Las recientes tensiones entre los poderes Judicial y Legislativo, a propósito de la decisión del Tercer Juzgado Constitucional Transitorio de admitir a trámite una demanda de amparo que busca anular el proceso de elección de los magistrados del Tribunal Constitucional por parte del Congreso, son una expresión más de los numerosos conflictos entre instituciones del Estado que el país ha experimentado en los últimos cinco años. Y una muestra de lo que debería evitarse en el lustro que se avecina.
Decir que el balance del período 2016-2021 es lamentable sería ser indulgentes, toda vez que durante este quinquenio la fibra institucional de nuestro país y la solvencia de nuestra democracia fue puesta a prueba como hacía tiempo que no ocurría. Los enfrentamientos entre el Gobierno y el Parlamento han sido quizá los más graves y los que mayores perjuicios han generado y, en todos los casos, se trata de crisis que hubiesen podido ser evitadas con un poco de voluntad política y prudencia de todas las partes.
Por ejemplo, los reiterados intentos por vacar a Pedro Pablo Kuczynski, que desembocaron en su renuncia en el 2018, tuvieron un claro tenor revanchista por parte de la bancada mayoritaria de ese entonces. La disolución del Congreso, perpetrada por Martín Vizcarra el 30 de setiembre del 2019, supuso una interpretación antojadiza (posteriormente avalada por el Tribunal Constitucional, hay que decirlo) de los designios constitucionales, y las consecuencias fueron semanas de zozobra y, luego, una plétora de decretos de urgencia a través de los que el entonces jefe del Estado gobernó con pocos (o sin) contrapesos. Después vendrían la vacancia de Vizcarra en el segundo intento del año pasado y la asunción de Manuel Merino como mandatario, quien renunció días después tras la muerte de dos jóvenes en las protestas que siguieron a su juramentación. Francisco Sagasti asumió el cargo y lo mantiene hasta ahora.
En corto, hemos sido testigos de serios conflictos entre los poderes del Estado que, en gran medida, fueron consecuencia del uso abusivo de algunas de las herramientas de control político que la Constitución otorga. Las mismas que, en casos como la disolución ensayada por Vizcarra, buscaban impedir que algunas instituciones ejerzan con libertad las facultades que las normas les otorgan. En esa misma línea, el Legislativo hizo costumbre en estos últimos cinco años de blindar y proteger a algunos de sus miembros requeridos por el Poder Judicial.

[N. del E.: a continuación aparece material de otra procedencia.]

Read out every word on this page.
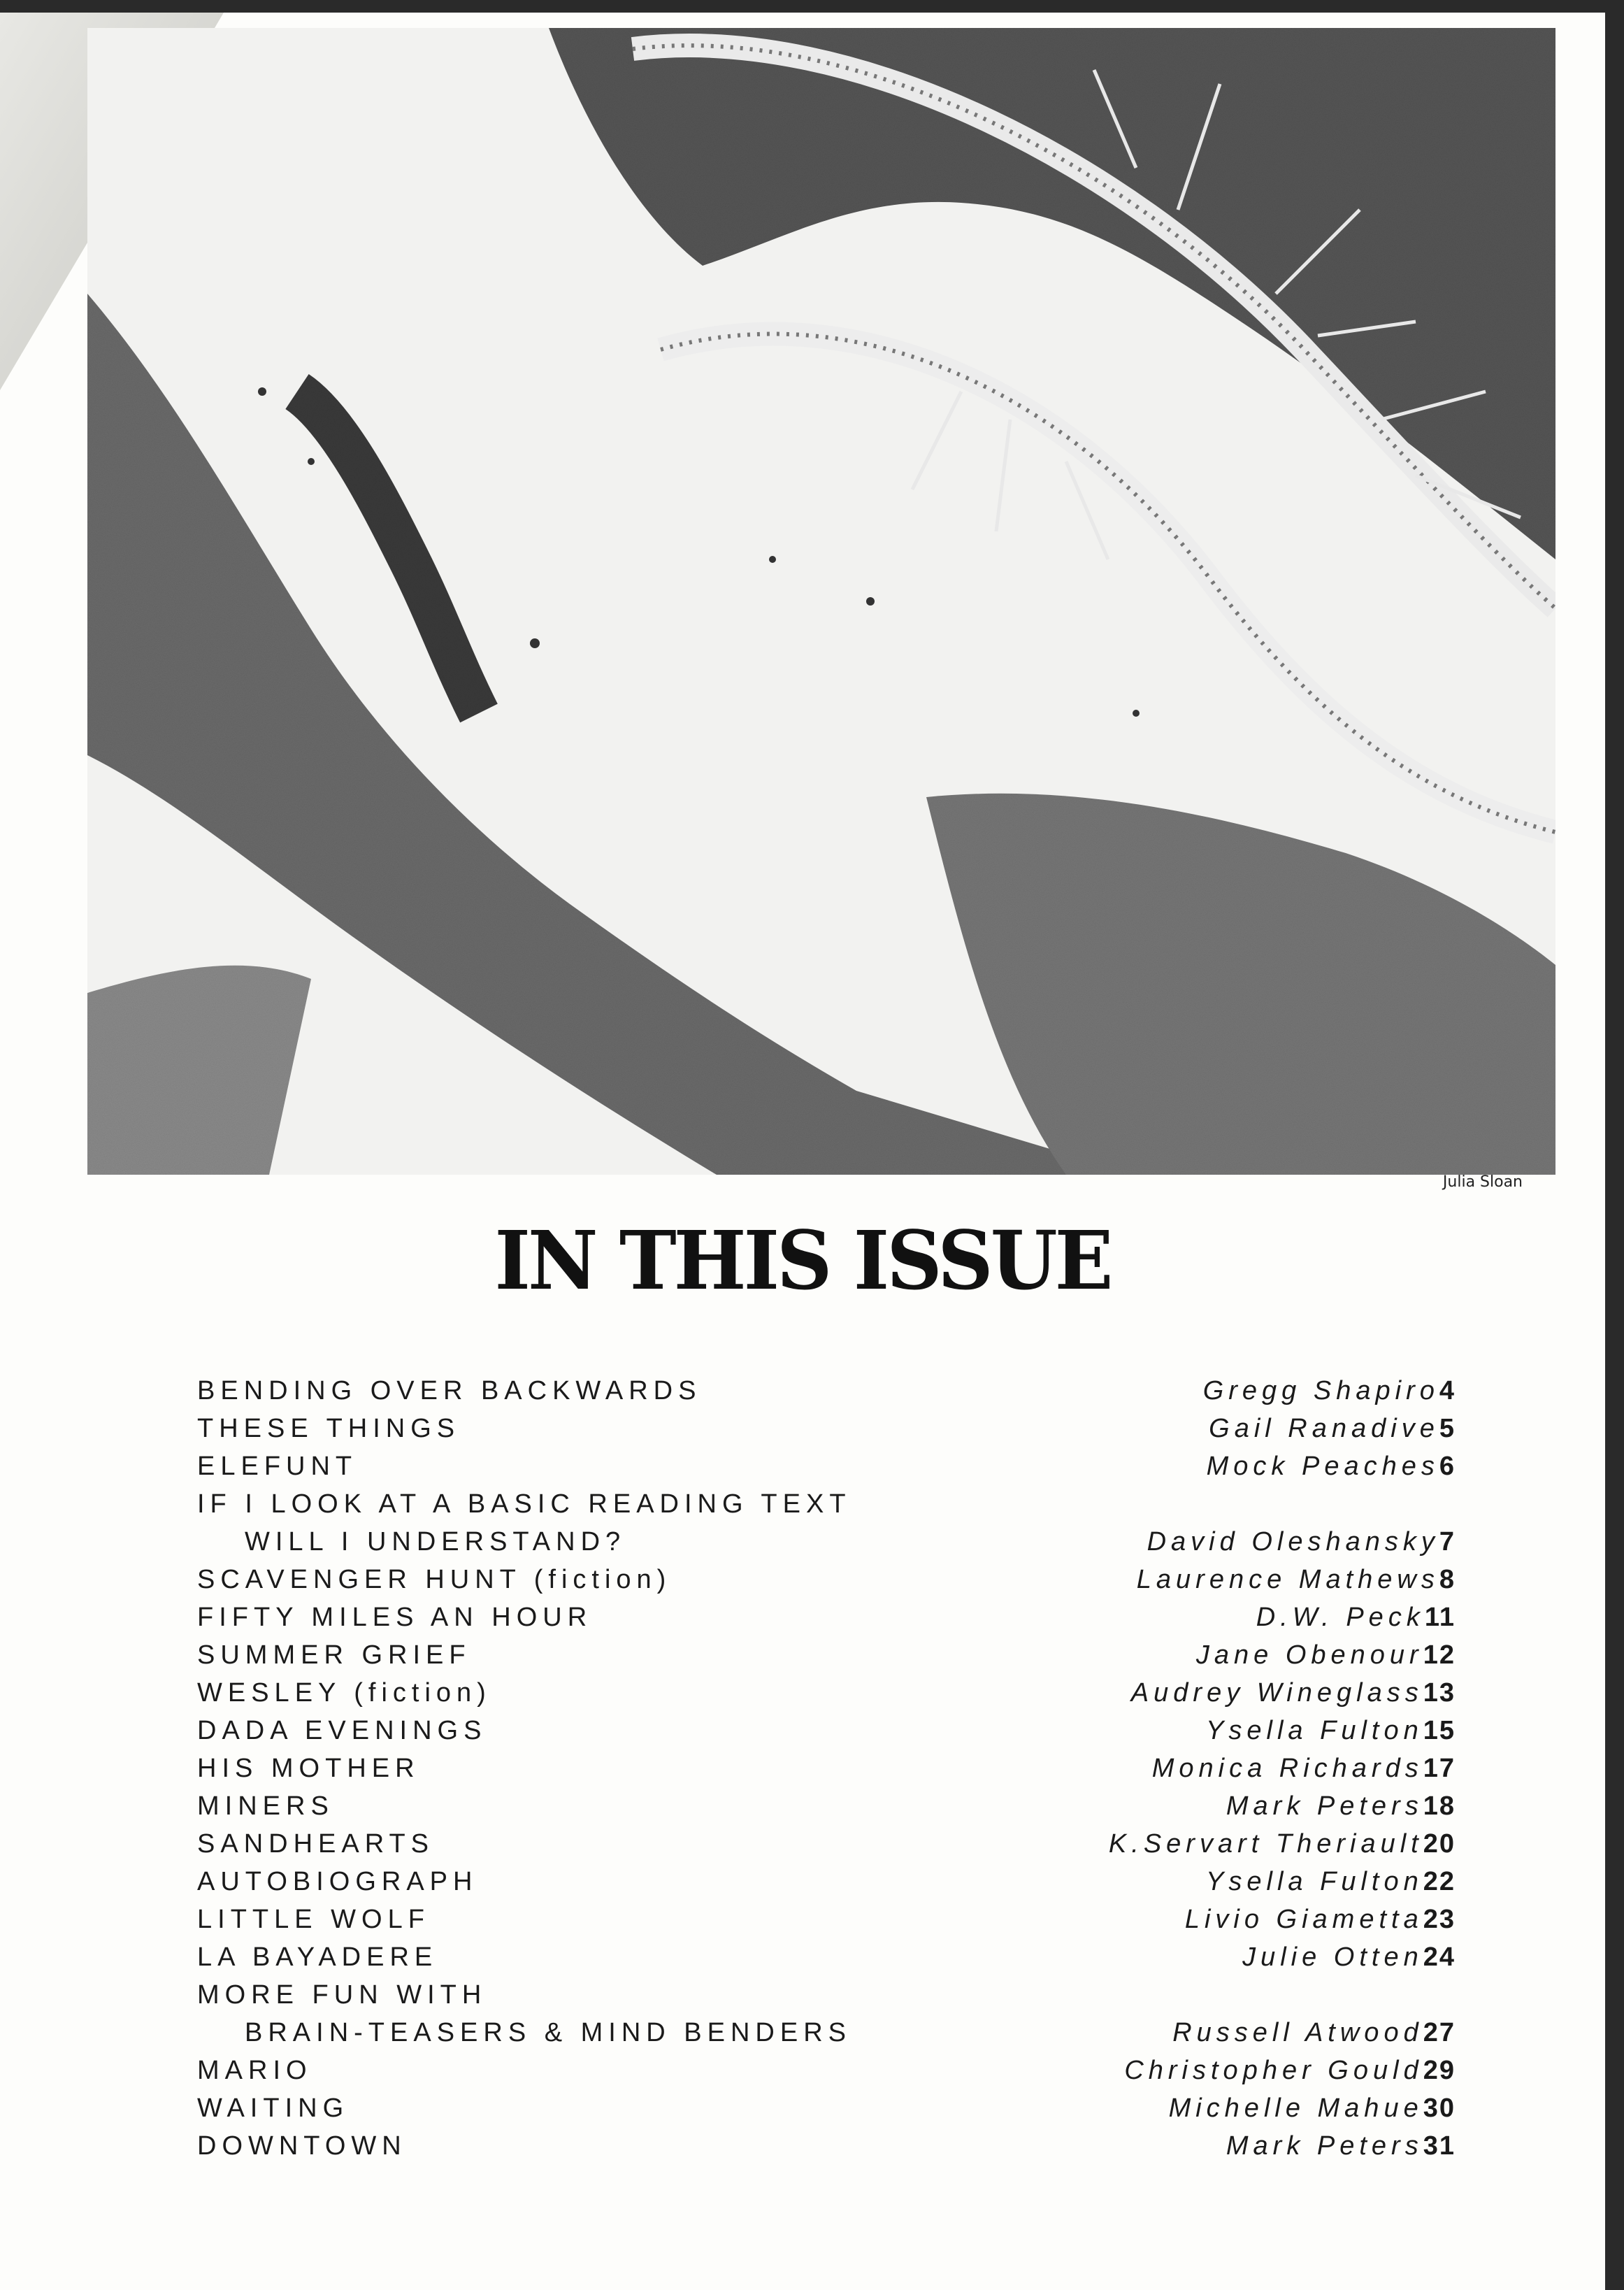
Julia Sloan
IN THIS ISSUE
BENDING OVER BACKWARDS	Gregg Shapiro 4
THESE THINGS	Gail Ranadive 5
ELEFUNT	Mock Peaches 6
IF I LOOK AT A BASIC READING TEXT
WILL I UNDERSTAND?	David Oleshansky 7
SCAVENGER HUNT (fiction)	Laurence Mathews 8
FIFTY MILES AN HOUR	D.W. Peck 11
SUMMER GRIEF	Jane Obenour 12
WESLEY (fiction)	Audrey Wineglass 13
DADA EVENINGS	Ysella Fulton 15
HIS MOTHER	Monica Richards 17
MINERS	Mark Peters 18
SANDHEARTS	K.Servart Theriault 20
AUTOBIOGRAPH	Ysella Fulton 22
LITTLE WOLF	Livio Giametta 23
LA BAYADERE	Julie Otten 24
MORE FUN WITH
BRAIN-TEASERS & MIND BENDERS	Russell Atwood 27
MARIO	Christopher Gould 29
WAITING	Michelle Mahue 30
DOWNTOWN	Mark Peters 31
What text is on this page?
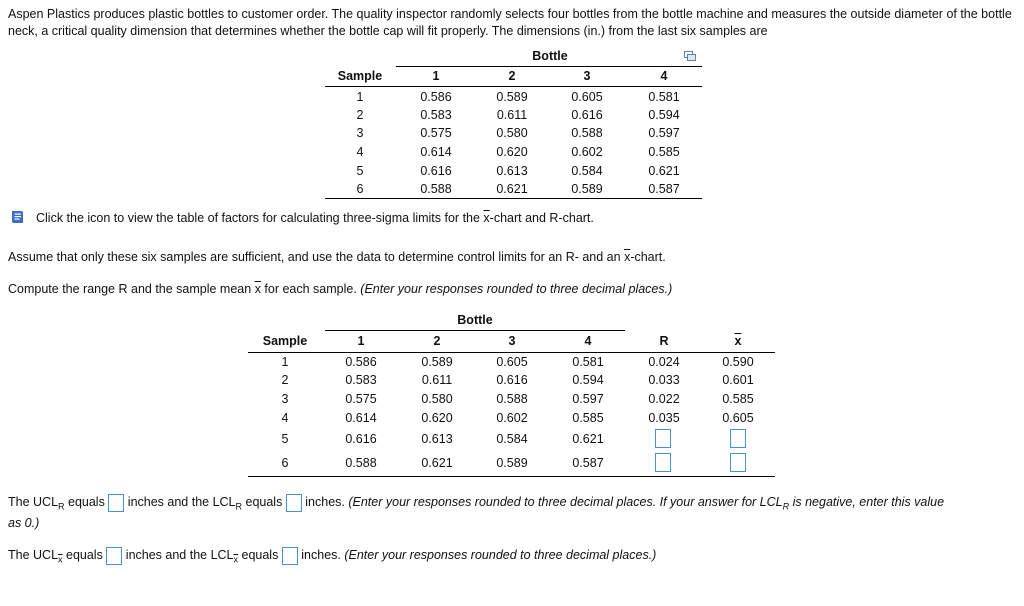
Aspen Plastics produces plastic bottles to customer order. The quality inspector randomly selects four bottles from the bottle machine and measures the outside diameter of the bottle neck, a critical quality dimension that determines whether the bottle cap will fit properly. The dimensions (in.) from the last six samples are

Bottle
Sample	1	2	3	4
1	0.586	0.589	0.605	0.581
2	0.583	0.611	0.616	0.594
3	0.575	0.580	0.588	0.597
4	0.614	0.620	0.602	0.585
5	0.616	0.613	0.584	0.621
6	0.588	0.621	0.589	0.587

Click the icon to view the table of factors for calculating three-sigma limits for the $\overline{x}$-chart and R-chart.

Assume that only these six samples are sufficient, and use the data to determine control limits for an R- and an $\overline{x}$-chart.

Compute the range R and the sample mean $\overline{x}$ for each sample. (Enter your responses rounded to three decimal places.)

Bottle
Sample	1	2	3	4	R	$\overline{x}$
1	0.586	0.589	0.605	0.581	0.024	0.590
2	0.583	0.611	0.616	0.594	0.033	0.601
3	0.575	0.580	0.588	0.597	0.022	0.585
4	0.614	0.620	0.602	0.585	0.035	0.605
5	0.616	0.613	0.584	0.621
6	0.588	0.621	0.589	0.587
The $UCL_R$ equals  inches and the $LCL_R$ equals  inches. (Enter your responses rounded to three decimal places. If your answer for $LCL_R$ is negative, enter this value

as 0.)

The $UCL_{\overline{x}}$ equals  inches and the $LCL_{\overline{x}}$ equals  inches. (Enter your responses rounded to three decimal places.)
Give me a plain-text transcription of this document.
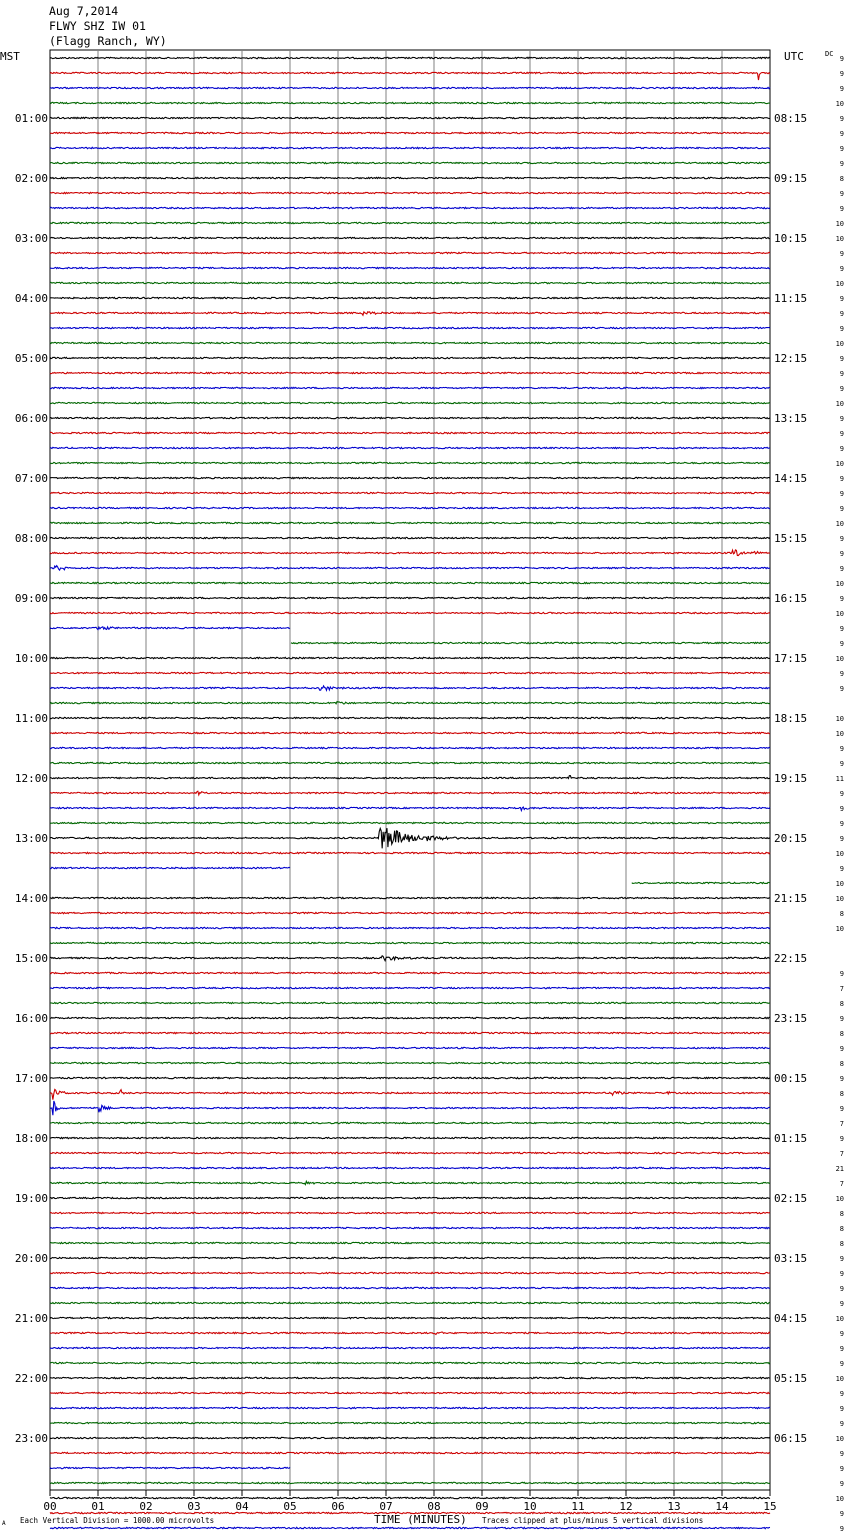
Aug 7,2014
FLWY SHZ IW 01
(Flagg Ranch, WY)
9
9
9
10
9
9
9
9
8
9
9
10
10
9
9
10
9
9
9
10
9
9
9
10
9
9
9
10
9
9
9
10
9
9
9
10
9
10
9
9
10
9
9
10
10
9
9
11
9
9
9
9
10
9
10
10
8
10
9
7
8
9
8
9
8
9
8
9
7
9
7
21
7
10
8
8
8
9
9
9
9
10
9
9
9
10
9
9
9
10
9
9
9
10
9
9
01:00	08:15
02:00	09:15
03:00	10:15
04:00	11:15
05:00	12:15
06:00	13:15
07:00	14:15
08:00	15:15
09:00	16:15
10:00	17:15
11:00	18:15
12:00	19:15
13:00	20:15
14:00	21:15
15:00	22:15
16:00	23:15
17:00	00:15
18:00	01:15
19:00	02:15
20:00	03:15
21:00	04:15
22:00	05:15
23:00	06:15
00	01	02	03	04	05	06	07	08	09	10	11	12	13	14	15
MST	UTC	DC
TIME (MINUTES)
Each Vertical Division = 1000.00 microvolts	Traces clipped at plus/minus 5 vertical divisions
A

Dada la posible naturaleza del nuevo Ejecutivo, y la conocida composición del nuevo Congreso, el potencial para conflictos es muy alto. Por un lado, podría instalarse un gobierno de inclinaciones marxistas-leninistas y, por el otro, se viene un Parlamento con fuerzas más asociadas con la derecha. El ánimo de uno y otro por perjudicarse entre sí estará ahí. Y, claro, no se podría pretender que alguno abandone sus funciones para congraciarse con el otro, pero a diferencia de lo que ha venido pasando, la clave estará en que se empleen medidas extremas solo cuando sea necesario y, además, en que se respeten escrupulosamente las jurisdicciones constitucionales de ambos.
La tarea será difícil, pero es fundamental. Lamentablemente, así como el probable presidente Pedro Castillo y sus adláteres han hablado de disolver el Parlamento y de cambiar la Constitución, algunos legisladores electos han planteado la posibilidad de anular las elecciones y han sido indulgentes con llamados a golpes de Estado. Un mal comienzo, pero que puede enmendarse en el camino. El trabajo de ambas instituciones es contrapesarse, no demolerse.
El país, luego de tantos eventos traumáticos y crisis agudas, necesita tranquilidad y estabilidad. Las autoridades electas y todos los funcionarios públicos tienen la obligación de contribuir a ello, no a lo contrario.